Combined with a strong possibility of having to support every child one sires, fashion should be strong enough to get even condoms popular among young guys.
This is an additional argument for getting shaved porn stars wearing condoms. As a stopgap measure in male contraceptions, condoms should be made cool, or whatever the proper term is this month for what a couple generations called "cool."
Ultimately, though, we would want "a completely reliable oral contraceptive" — or one reliable enough (Childhood's End is science fiction; in the real world, no technology is completely, absolutely, 100% efficient). More exactly, we need a system of mores where all people having sex take their pills and use other contraception, including, for guys, condoms — and in other ways behaving like socially responsible adults.
Even after a society has "swept away the last remnants of the Puritan aberration" (or especially after we've freed ourselves from small-p puritanism), there is still the need for common sense.
If something is worth doing, it's worth taking a risk to do, and sex is worth doing. Still, common sense says to minimize risk. Various instances of sexual activity may have no deeper function than SCUBA diving, but one ought not SCUBA dive drunk or with partners you don't know a bit and trust a lot. Similar with sky diving and, well, returning to the topic, other "diving."
So, for the next round of debate on contraception:
* Human societies need highly reliable birth control with the goal of having people fertile only when they want to be. With luck, unwanted pregnancies could thereby be made so rare that the few unwanted fetuses wouldn't be aborted but transplanted to women who want to carry and adopt a child.
* Such reliable birth control should be far more simple and elegant than condoms and definitely for men in addition to women.
* As long as STDs are a significant public health issue, there should be State encouragement of condom use and (if and where appropriate — only) encouragement of male circumcision: for infants, boys, and adults.
Under "the Puritan aberration" in its worst forms — to be fair, more general small "p" "puritan" more than under the historical Puritans — sex is pretty much intrinsically evil and needs to be redeemed by a goal of reproduction. Under the rules of Romance, sex itself is empty and needs to be redeemed by love. Etc.
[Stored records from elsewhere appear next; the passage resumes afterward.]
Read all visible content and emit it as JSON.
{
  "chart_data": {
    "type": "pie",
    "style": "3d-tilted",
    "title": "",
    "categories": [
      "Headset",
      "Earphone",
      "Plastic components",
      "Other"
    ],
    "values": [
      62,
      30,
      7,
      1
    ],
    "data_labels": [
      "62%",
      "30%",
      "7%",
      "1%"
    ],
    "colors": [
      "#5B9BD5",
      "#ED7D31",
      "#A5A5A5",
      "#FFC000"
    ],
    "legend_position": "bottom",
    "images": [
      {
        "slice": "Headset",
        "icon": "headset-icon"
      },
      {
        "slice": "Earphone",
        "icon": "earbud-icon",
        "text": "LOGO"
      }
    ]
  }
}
The fact remains that a lot of people are just going to get it on and screw and that in terms of public health, population policy, and social policies more generally it would be best to accommodate recreational sex: a frequent and highly basic (or base if you insist) human behavior.
People will continue to want babies and fall in love and do all that other good stuff. For a large swath of humanity, though, for far into the future, we need sex safe enough for public health purposes — and cheap, easy, and reliable contraception for gals, and for the guys.